Não me lembro de ler uma crítica às guilhotinas da revolução francesa, nesta tradicional e retrógrada revista, nem tampouco sobre os fuzilamentos revolucionários de Napoleão Bonaparte. Mas ainda que esta revista optasse por escrever apenas sobre temas atuais, não se debruçando a um passado secular, também não me recordo de ler ali reprimendas irônicas a invasão estadunidense, inglesa, espanhola... ao Iraque, Afegansitão, Granada, Chile... e a lista é enorme.
Parece-me claro que, por alguma razão que até a esquerda desconhece, a revista imperativa retomou a velha discussão de antagonismos da guerra fria, revivendo o fantasma comunista que dormia embaixo da cama ou dentro dos armários dos neuróticos generais ditatoriais latino-americanos nas décadas de 60 e 70 do século passado.

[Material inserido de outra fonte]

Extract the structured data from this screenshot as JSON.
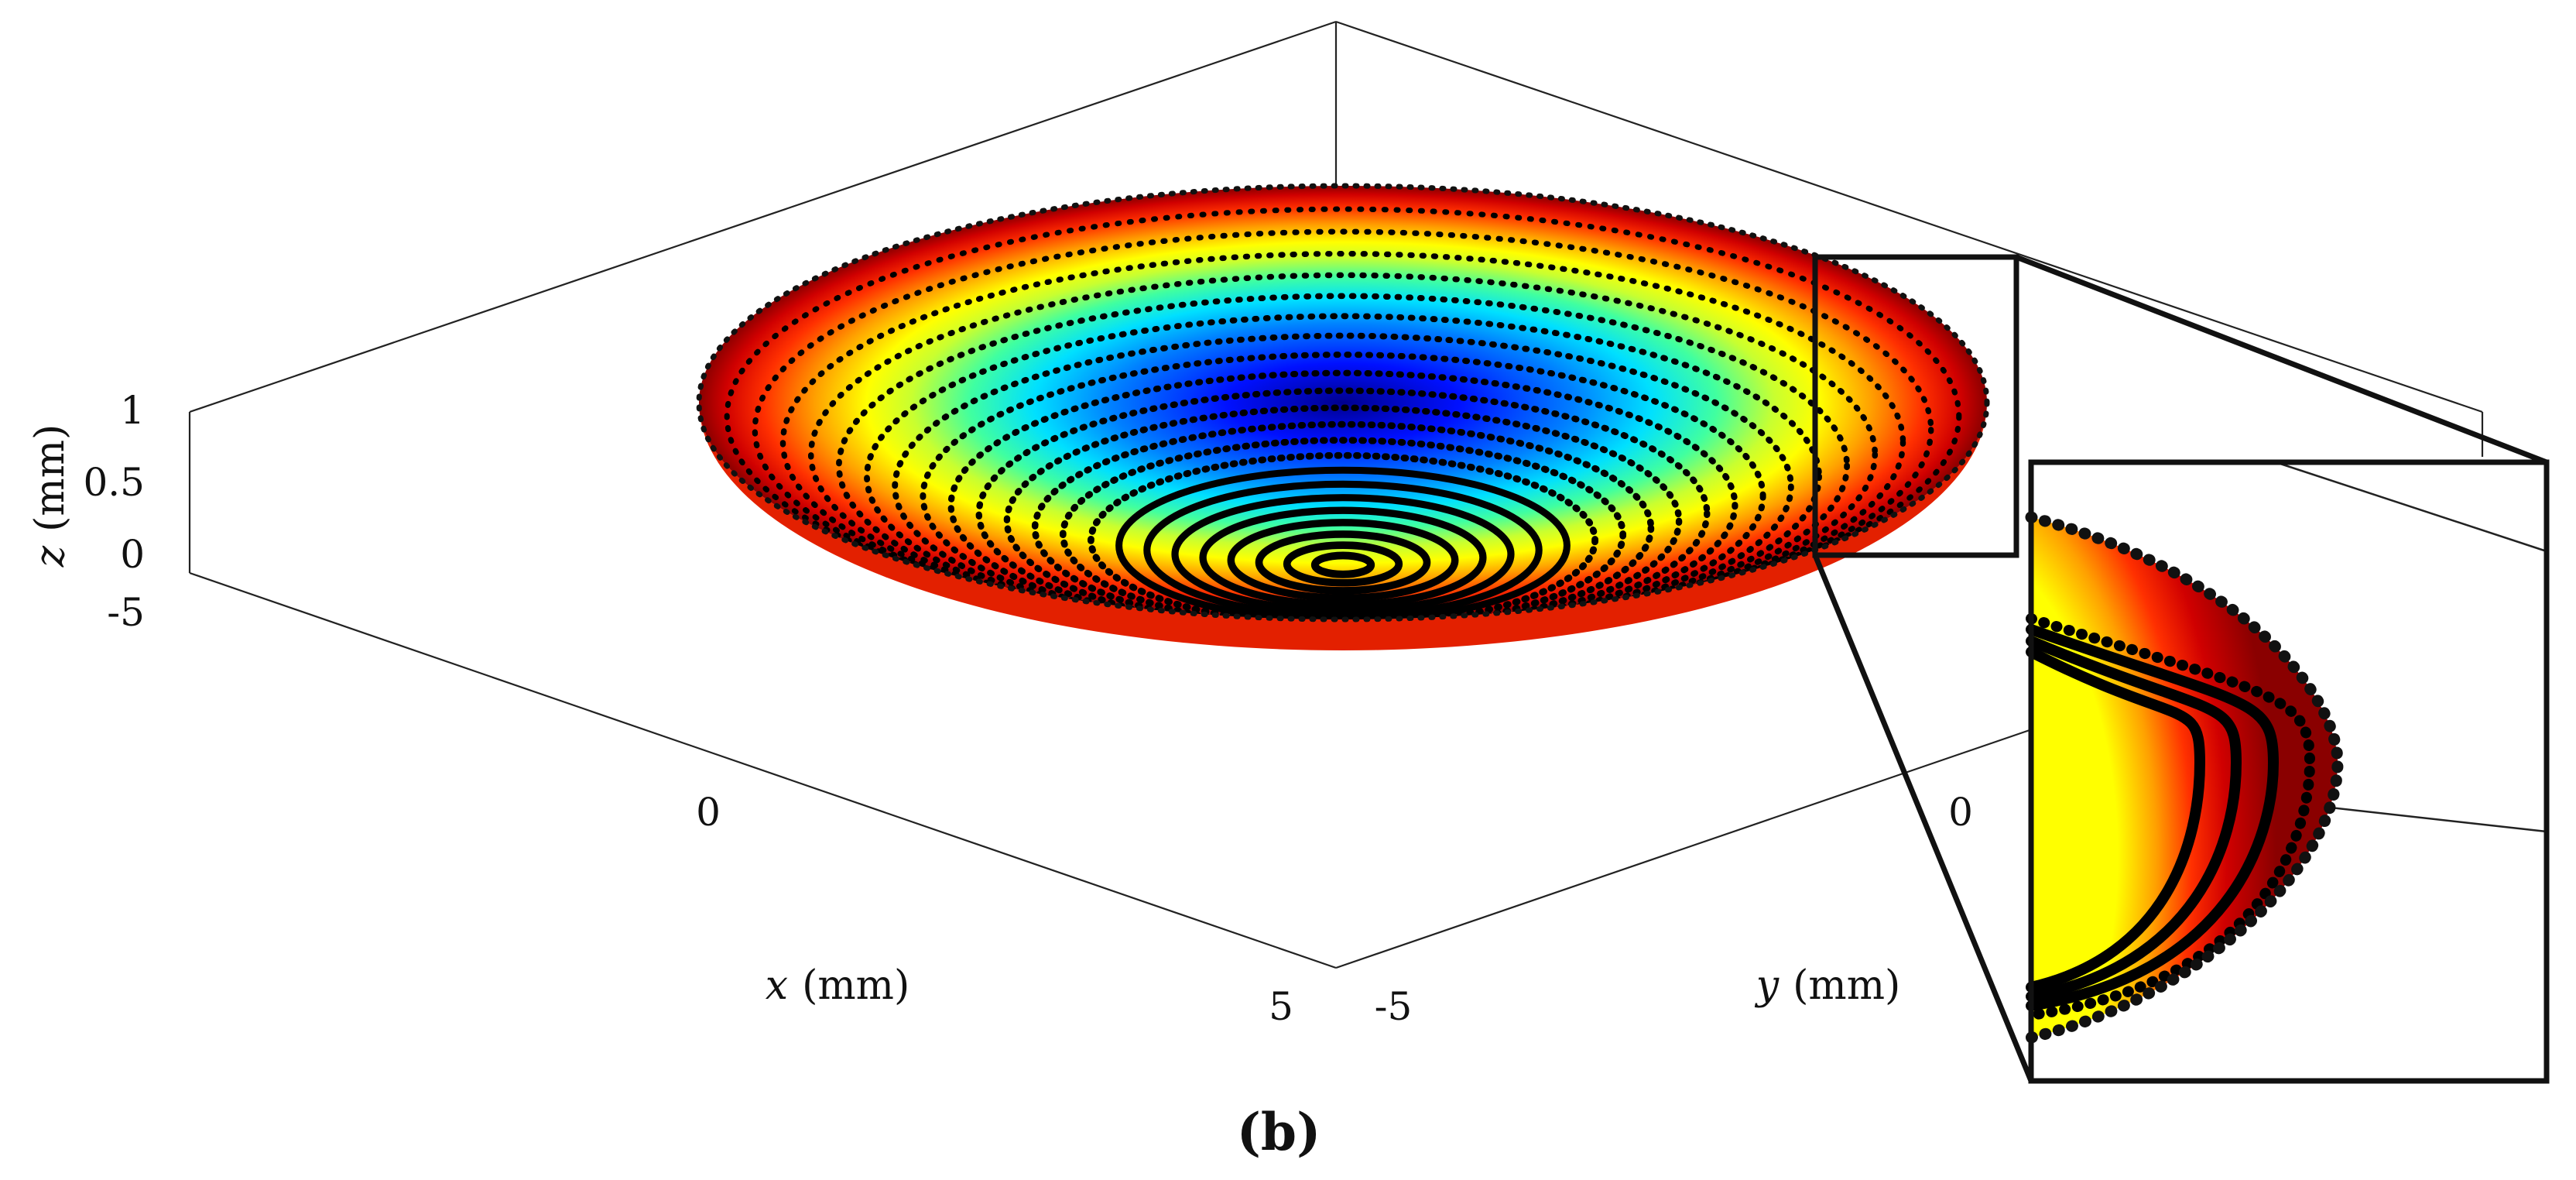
{
  "figure": {
    "panel_label": "(b)"
  },
  "chart_data": {
    "type": "surface-3d",
    "description_fields": {
      "surface": "concave spherical-cap dish, rainbow (jet) colormap by height, dark-red rim to blue centre",
      "overlay": "black scatter points on concentric circles",
      "inset": "zoomed view of the right rim"
    },
    "x_axis": {
      "var": "x",
      "unit": "(mm)",
      "ticks": [
        "0",
        "5"
      ],
      "range": [
        -5,
        5
      ]
    },
    "y_axis": {
      "var": "y",
      "unit": "(mm)",
      "ticks": [
        "-5",
        "0"
      ],
      "range": [
        -5,
        5
      ]
    },
    "z_axis": {
      "var": "z",
      "unit": "(mm)",
      "ticks": [
        "0",
        "0.5",
        "1"
      ],
      "range": [
        0,
        1
      ]
    },
    "corner_tick": "-5",
    "surface": {
      "radius_mm": 5,
      "height_at_rim_mm": 1,
      "height_at_centre_mm": 0,
      "colormap": "jet"
    },
    "scatter_rings": {
      "count": 22,
      "color": "#000000"
    },
    "zoom_inset": true
  }
}
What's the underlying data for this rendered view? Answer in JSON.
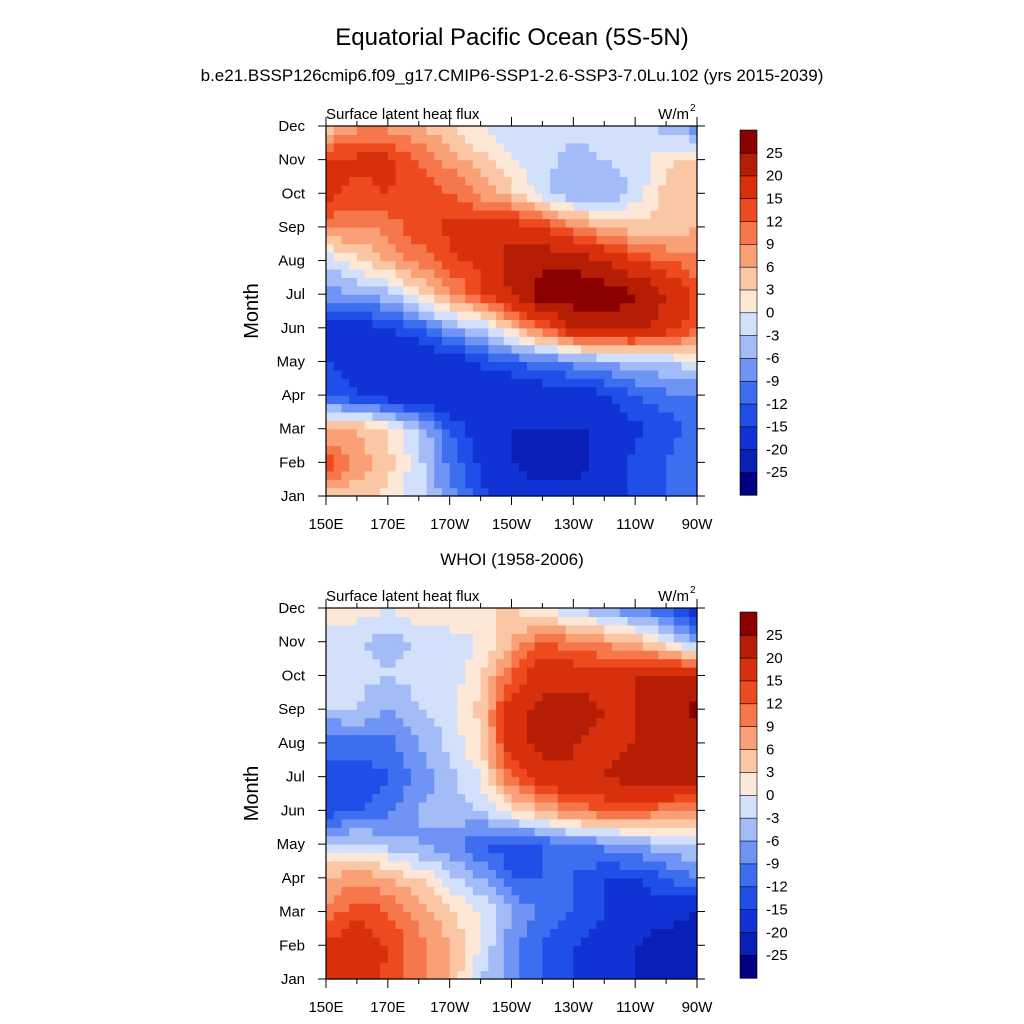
{
  "figure": {
    "title": "Equatorial Pacific Ocean (5S-5N)",
    "subtitle": "b.e21.BSSP126cmip6.f09_g17.CMIP6-SSP1-2.6-SSP3-7.0Lu.102 (yrs 2015-2039)"
  },
  "colorbar": {
    "labels": [
      "25",
      "20",
      "15",
      "12",
      "9",
      "6",
      "3",
      "0",
      "-3",
      "-6",
      "-9",
      "-12",
      "-15",
      "-20",
      "-25"
    ],
    "colors": [
      "#000080",
      "#0a1fb5",
      "#1133d6",
      "#1f4fe8",
      "#3d6ef0",
      "#6f94f5",
      "#a3bcf8",
      "#d3e0fb",
      "#fde7d6",
      "#fbc6a4",
      "#f9a077",
      "#f6774b",
      "#ee4a1f",
      "#d8300c",
      "#b51d05",
      "#8b0000"
    ]
  },
  "chart_data": [
    {
      "type": "heatmap",
      "panel_title": "",
      "left_label": "Surface latent heat flux",
      "right_label": "W/m",
      "right_label_sup": "2",
      "ylabel": "Month",
      "x_ticks": [
        "150E",
        "170E",
        "170W",
        "150W",
        "130W",
        "110W",
        "90W"
      ],
      "y_ticks": [
        "Jan",
        "Feb",
        "Mar",
        "Apr",
        "May",
        "Jun",
        "Jul",
        "Aug",
        "Sep",
        "Oct",
        "Nov",
        "Dec"
      ],
      "x": [
        150,
        160,
        170,
        180,
        190,
        200,
        210,
        220,
        230,
        240,
        250,
        260,
        270
      ],
      "y": [
        1,
        2,
        3,
        4,
        5,
        6,
        7,
        8,
        9,
        10,
        11,
        12
      ],
      "values": [
        [
          5,
          4,
          2,
          -2,
          -8,
          -14,
          -18,
          -18,
          -18,
          -18,
          -14,
          -12,
          -9
        ],
        [
          14,
          8,
          4,
          -2,
          -10,
          -16,
          -20,
          -22,
          -22,
          -18,
          -14,
          -12,
          -9
        ],
        [
          6,
          6,
          3,
          -3,
          -12,
          -18,
          -20,
          -20,
          -20,
          -20,
          -16,
          -14,
          -10
        ],
        [
          -12,
          -15,
          -18,
          -20,
          -20,
          -20,
          -20,
          -18,
          -18,
          -16,
          -12,
          -10,
          -9
        ],
        [
          -15,
          -18,
          -20,
          -20,
          -18,
          -14,
          -12,
          -10,
          -8,
          -6,
          -4,
          -3,
          -1
        ],
        [
          -16,
          -18,
          -15,
          -12,
          -6,
          -3,
          4,
          12,
          20,
          22,
          22,
          18,
          12
        ],
        [
          -8,
          -6,
          -4,
          2,
          8,
          14,
          20,
          28,
          28,
          28,
          26,
          20,
          14
        ],
        [
          -2,
          2,
          6,
          10,
          14,
          16,
          22,
          24,
          24,
          20,
          15,
          12,
          10
        ],
        [
          10,
          9,
          10,
          14,
          16,
          18,
          18,
          15,
          10,
          6,
          4,
          4,
          6
        ],
        [
          16,
          14,
          15,
          14,
          12,
          8,
          4,
          -2,
          -6,
          -6,
          -2,
          4,
          6
        ],
        [
          16,
          16,
          16,
          12,
          8,
          4,
          0,
          -2,
          -4,
          -3,
          -2,
          2,
          4
        ],
        [
          4,
          8,
          8,
          6,
          3,
          0,
          -3,
          -3,
          -2,
          -2,
          -2,
          -4,
          -8
        ]
      ],
      "vmin": -25,
      "vmax": 25
    },
    {
      "type": "heatmap",
      "panel_title": "WHOI (1958-2006)",
      "left_label": "Surface latent heat flux",
      "right_label": "W/m",
      "right_label_sup": "2",
      "ylabel": "Month",
      "x_ticks": [
        "150E",
        "170E",
        "170W",
        "150W",
        "130W",
        "110W",
        "90W"
      ],
      "y_ticks": [
        "Jan",
        "Feb",
        "Mar",
        "Apr",
        "May",
        "Jun",
        "Jul",
        "Aug",
        "Sep",
        "Oct",
        "Nov",
        "Dec"
      ],
      "x": [
        150,
        160,
        170,
        180,
        190,
        200,
        210,
        220,
        230,
        240,
        250,
        260,
        270
      ],
      "y": [
        1,
        2,
        3,
        4,
        5,
        6,
        7,
        8,
        9,
        10,
        11,
        12
      ],
      "values": [
        [
          15,
          17,
          14,
          10,
          6,
          -3,
          -8,
          -12,
          -15,
          -18,
          -20,
          -22,
          -25
        ],
        [
          16,
          18,
          15,
          10,
          6,
          0,
          -8,
          -12,
          -15,
          -18,
          -20,
          -22,
          -24
        ],
        [
          10,
          14,
          12,
          8,
          4,
          0,
          -6,
          -10,
          -12,
          -15,
          -18,
          -18,
          -20
        ],
        [
          6,
          8,
          6,
          3,
          -2,
          -6,
          -12,
          -12,
          -12,
          -15,
          -15,
          -12,
          -9
        ],
        [
          -2,
          -2,
          -4,
          -6,
          -8,
          -12,
          -14,
          -12,
          -10,
          -8,
          -6,
          -4,
          -2
        ],
        [
          -14,
          -12,
          -10,
          -6,
          -4,
          -3,
          2,
          6,
          10,
          12,
          12,
          10,
          8
        ],
        [
          -12,
          -15,
          -12,
          -8,
          -4,
          0,
          12,
          18,
          20,
          20,
          22,
          24,
          22
        ],
        [
          -12,
          -10,
          -10,
          -6,
          -2,
          3,
          18,
          22,
          20,
          18,
          20,
          22,
          20
        ],
        [
          -3,
          -3,
          -6,
          -3,
          -2,
          4,
          18,
          22,
          22,
          20,
          20,
          24,
          26
        ],
        [
          -3,
          -2,
          -3,
          -2,
          -2,
          3,
          12,
          18,
          18,
          18,
          20,
          22,
          20
        ],
        [
          -2,
          -3,
          -4,
          -3,
          -2,
          0,
          6,
          12,
          10,
          8,
          6,
          0,
          -6
        ],
        [
          3,
          2,
          0,
          3,
          3,
          3,
          3,
          0,
          -3,
          -6,
          -9,
          -12,
          -18
        ]
      ],
      "vmin": -25,
      "vmax": 25
    }
  ]
}
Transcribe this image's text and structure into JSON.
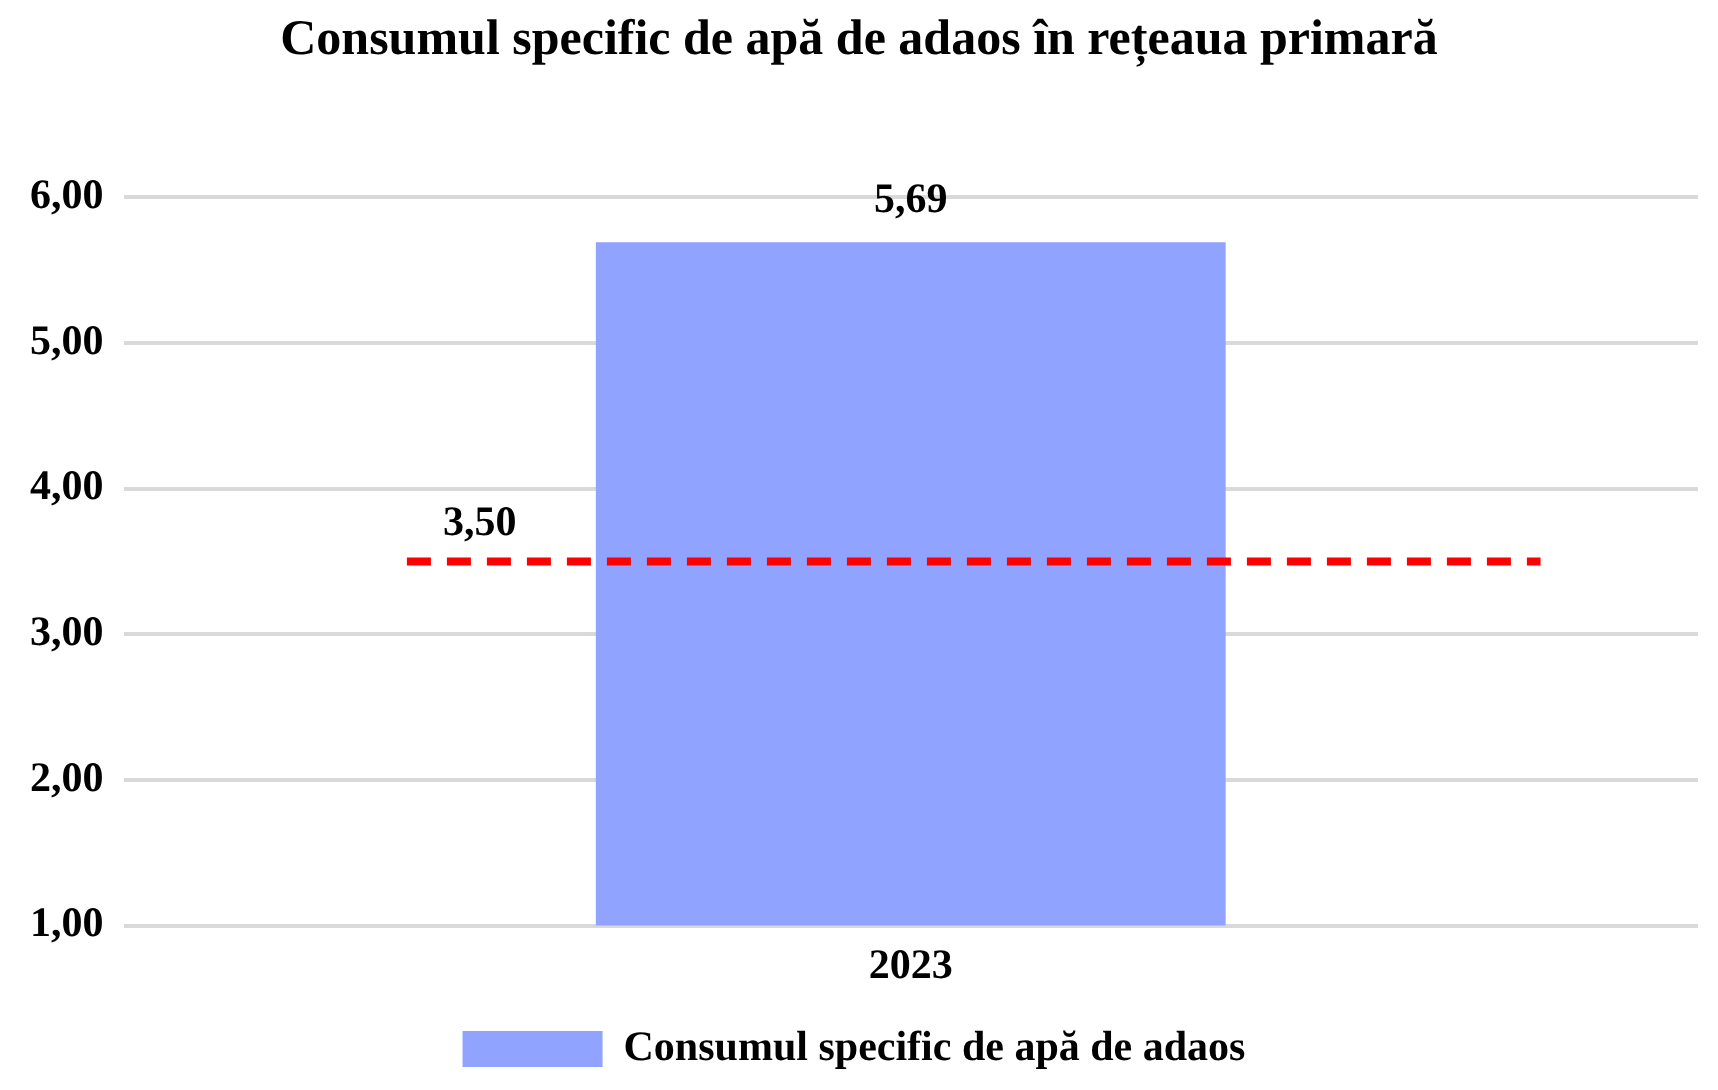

De qualquer forma, como cidadão latino-americano, devo aqui prestar minha quase silenciosa homenagem ao revolucionário socialista, que reinventou sua própria vida em nome de uma vida mais digna para seus irmãos latinos. Ao sensível político que entendeu que “tão importante que construir uma nova Cuba é construir um novo homem cubano” e assim foi feito. Dessa forma, aquela pequena ilha do Caribe ainda resiste, mesmo que você não Veja além das linhas que são escritas sobre os opositores do neo-liberalismo.